On 21.09.2012, 11:47 Strainu wrote:
2012/9/21 Tim Starling tstarling@wikimedia.org:
On 21/09/12 16:06, Strainu wrote:
I'm just curious: would LUA improve memory usages in this use case?
Yes, it's an interesting question.
I tried converting that template with 37000 switch cases to a Lua array. Lua used 6.5MB for the chunk and then another 2.4MB to execute it, so 8.9MB in total compared to 47MB for wikitext. So it's an improvement, but we limit Lua memory to 50MB and you would hit that limit long before you loaded 15 such arrays.
I'm not sure on how the Lua code would look like, but perhaps you can tweak the loading of Lua templates so that you don't load the same code more than once?
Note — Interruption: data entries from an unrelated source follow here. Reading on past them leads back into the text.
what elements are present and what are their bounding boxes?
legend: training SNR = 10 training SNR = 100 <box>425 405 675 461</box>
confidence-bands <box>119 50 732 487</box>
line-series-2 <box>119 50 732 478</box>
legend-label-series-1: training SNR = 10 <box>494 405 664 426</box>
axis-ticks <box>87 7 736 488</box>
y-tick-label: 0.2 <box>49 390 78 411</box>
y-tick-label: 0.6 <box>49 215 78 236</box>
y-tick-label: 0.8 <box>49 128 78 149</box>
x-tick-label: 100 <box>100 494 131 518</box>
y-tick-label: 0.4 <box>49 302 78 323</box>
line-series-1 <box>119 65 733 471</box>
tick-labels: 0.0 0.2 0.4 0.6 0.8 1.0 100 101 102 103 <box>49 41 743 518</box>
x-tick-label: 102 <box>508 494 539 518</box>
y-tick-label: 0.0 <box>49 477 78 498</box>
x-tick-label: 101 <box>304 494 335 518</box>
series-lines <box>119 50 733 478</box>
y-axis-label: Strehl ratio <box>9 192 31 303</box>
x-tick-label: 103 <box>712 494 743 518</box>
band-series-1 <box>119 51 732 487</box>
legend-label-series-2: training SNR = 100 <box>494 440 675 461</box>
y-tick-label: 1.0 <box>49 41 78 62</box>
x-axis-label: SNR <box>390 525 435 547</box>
I'm totally oblivious on how MediaWiki (or is it PHP?) is linked to Lua right now, but I'm thinking along the lines of a C program which loads a library once, then can use it many times over.
And what if a page is related to France, Germany and other European countries at once? Loading this information just once isn't helpful - it needs to load just what is needed, otherwise smart wikipedians will keep inventing creative ways to push the boundaries:)
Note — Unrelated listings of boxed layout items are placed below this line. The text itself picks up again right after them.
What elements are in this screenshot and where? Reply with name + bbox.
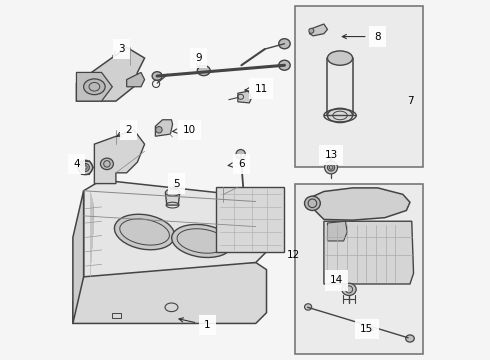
Ellipse shape	[78, 160, 93, 175]
Ellipse shape	[152, 72, 162, 80]
Polygon shape	[155, 120, 172, 136]
Text: 1: 1	[179, 318, 211, 330]
Polygon shape	[324, 221, 414, 284]
Polygon shape	[238, 91, 251, 103]
Ellipse shape	[156, 127, 162, 133]
Text: 11: 11	[245, 84, 268, 94]
Ellipse shape	[304, 196, 320, 211]
Text: 15: 15	[360, 324, 374, 334]
Ellipse shape	[327, 164, 335, 171]
Text: 5: 5	[173, 179, 180, 189]
Text: 14: 14	[330, 275, 343, 285]
Text: 9: 9	[195, 53, 202, 68]
Text: 4: 4	[73, 159, 85, 169]
Text: 13: 13	[324, 150, 338, 160]
Polygon shape	[73, 262, 267, 323]
Ellipse shape	[309, 28, 314, 33]
Ellipse shape	[327, 108, 353, 123]
Ellipse shape	[279, 39, 290, 49]
Polygon shape	[95, 130, 145, 184]
Ellipse shape	[279, 60, 290, 70]
Polygon shape	[166, 193, 180, 205]
Ellipse shape	[81, 163, 89, 171]
Ellipse shape	[100, 158, 113, 170]
Polygon shape	[216, 187, 285, 252]
Ellipse shape	[327, 51, 353, 65]
Ellipse shape	[172, 224, 232, 257]
Polygon shape	[126, 72, 145, 87]
Ellipse shape	[324, 161, 338, 174]
Text: 10: 10	[172, 125, 196, 135]
Ellipse shape	[304, 304, 312, 310]
Bar	[112, 313, 122, 318]
Polygon shape	[84, 180, 267, 277]
Bar	[295, 6, 422, 167]
Text: 7: 7	[407, 96, 413, 106]
Polygon shape	[310, 188, 410, 220]
Ellipse shape	[197, 66, 210, 76]
Text: 2: 2	[116, 125, 132, 137]
Ellipse shape	[166, 189, 180, 196]
Text: 8: 8	[342, 32, 381, 41]
Polygon shape	[310, 24, 327, 36]
Polygon shape	[76, 47, 145, 101]
Ellipse shape	[406, 335, 414, 342]
Ellipse shape	[115, 214, 175, 250]
Bar	[295, 184, 422, 354]
Polygon shape	[73, 191, 84, 323]
Ellipse shape	[84, 79, 105, 95]
Ellipse shape	[236, 149, 245, 159]
Polygon shape	[76, 72, 112, 101]
Ellipse shape	[342, 283, 356, 296]
Text: 12: 12	[287, 250, 300, 260]
Text: 3: 3	[113, 44, 124, 56]
Text: 6: 6	[228, 159, 245, 169]
Polygon shape	[327, 221, 347, 241]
With such an approach, you would have 6.5 + 15*2.4 = 42.5 MB of memory (assuming memory cannot be reused between calls).
It's still an O(N) solution. What we really want is to avoid loading the entire French census into memory every time someone wants to read an article about France.
Well, you said something about Wikidata. But even if the client Wiki would not need to load the full census, can it be avoided on Wikidata?
(Mumbles something about databases that don't store all information in one row and don't always read all the rows at once)